Table 2.

Np-RP HPLC MALDI-TOF MS versus SDS-PAGE/MALDI-TOF MS PMF results comparison.

			MW (Da)(ii)		In-gel digestion		In-well digestion
(i)ID	Protein	SwissProt Id. #	Theor.	Obs.	# peptides matched	Coverage (%)	# peptides matched	Coverage (%)
A	Insulin	P01317	5733	5740	1	(iii)	2	(iii)
B	Cytochrome C	P62894	11572	11741	14	66	11	57
C	Trypsin Inhibitor	P01071	20041	19432	8	33	10	37
D	GAPDH tetramer	P46406	35689 146 KDa	34371	11	30	9	24
E	Myoglobin	P68082	16951	16379	16	81	16	94
F	Catalase tetramer	P00432	59784 200 kDa	56953	24	40	21	37
G	β-Lactoglobulin dimmer	P02754	18281 36 kDa	17778	9	48	9	56
H	Glucose oxidase dimmer	P13006	63273 160 kDa	Nd	10	22	11	30
I	Ferritin (LC) multimer	P02791	19819 450 kDa	Nd	(iv)	(iv)	7	39 (v)

The protein standard (1 µg of each protein) was separated by either np-RP HPLC or by SDS-PAGE electrophoresis. Corresponding fractions or bands were respectively in-well or in-gel digested with trypsin and resulting peptides were analyzed by MALDI-TOF MS. For samples obtained from np-RP HPLC intact MALDI-TOF MS spectra were analyzed and corresponding molecular weights measured. The list of the peaks corresponding to each spectrum was submitted to Mascot database search software for protein identification. The number of peptides matching and percentage of sequence coverage were determined.
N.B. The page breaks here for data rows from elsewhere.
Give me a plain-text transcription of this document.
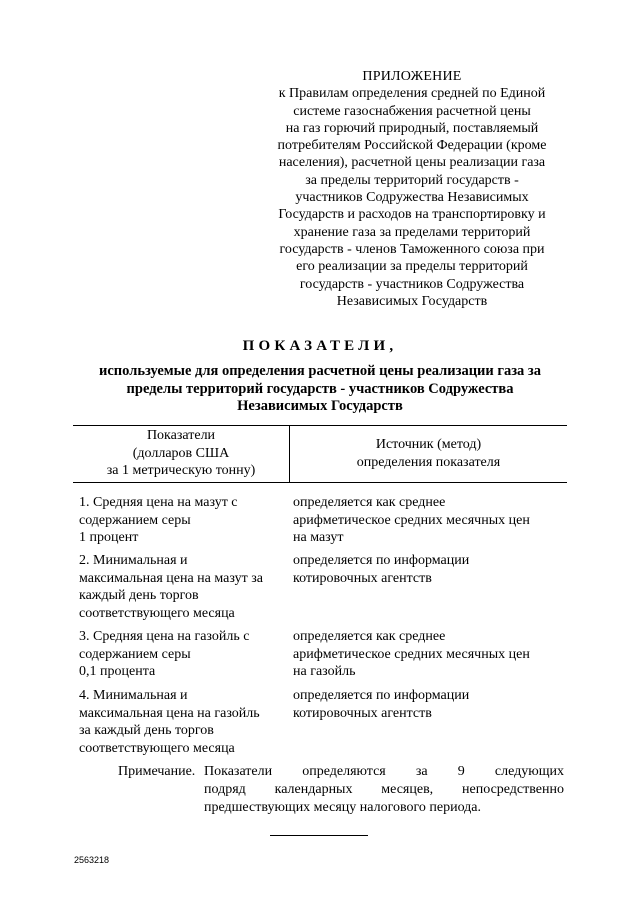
ПРИЛОЖЕНИЕ
к Правилам определения средней по Единой
системе газоснабжения расчетной цены
на газ горючий природный, поставляемый
потребителям Российской Федерации (кроме
населения), расчетной цены реализации газа
за пределы территорий государств -
участников Содружества Независимых
Государств и расходов на транспортировку и
хранение газа за пределами территорий
государств - членов Таможенного союза при
его реализации за пределы территорий
государств - участников Содружества
Независимых Государств
ПОКАЗАТЕЛИ,
используемые для определения расчетной цены реализации газа за
пределы территорий государств - участников Содружества
Независимых Государств
Показатели
(долларов США
за 1 метрическую тонну)
Источник (метод)
определения показателя
1. Средняя цена на мазут с
содержанием серы
1 процент
определяется как среднее
арифметическое средних месячных цен
на мазут
2. Минимальная и
максимальная цена на мазут за
каждый день торгов
соответствующего месяца
определяется по информации
котировочных агентств
3. Средняя цена на газойль с
содержанием серы
0,1 процента
определяется как среднее
арифметическое средних месячных цен
на газойль
4. Минимальная и
максимальная цена на газойль
за каждый день торгов
соответствующего месяца
определяется по информации
котировочных агентств
Примечание. Показатели определяются за 9 следующих
подряд календарных месяцев, непосредственно
предшествующих месяцу налогового периода.
2563218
⁽ⁱ⁾Protein ID and intact mass values correspond to Figure 1 and Figure 3a, PMF information is from Figure 3b.

⁽ⁱⁱ⁾Molecular weights were obtained from the UniProt Knowledgebase (ca.expasy.org); masses of multimeric forms are estimated.

⁽ⁱⁱⁱ⁾Because insulin possesses only two sites of trypsin cleavage, the percentage of coverage was not informative enough to be shown.

^(iv)Ferritin (500 kDa), which is composed of 24 peptide chains was not detected on the gel, probably due to the presence of reducing agent in the sample buffer.

^(v)The percentage of sequence coverage of the in-well digestion is given for Ferritin light chain (20 kDa).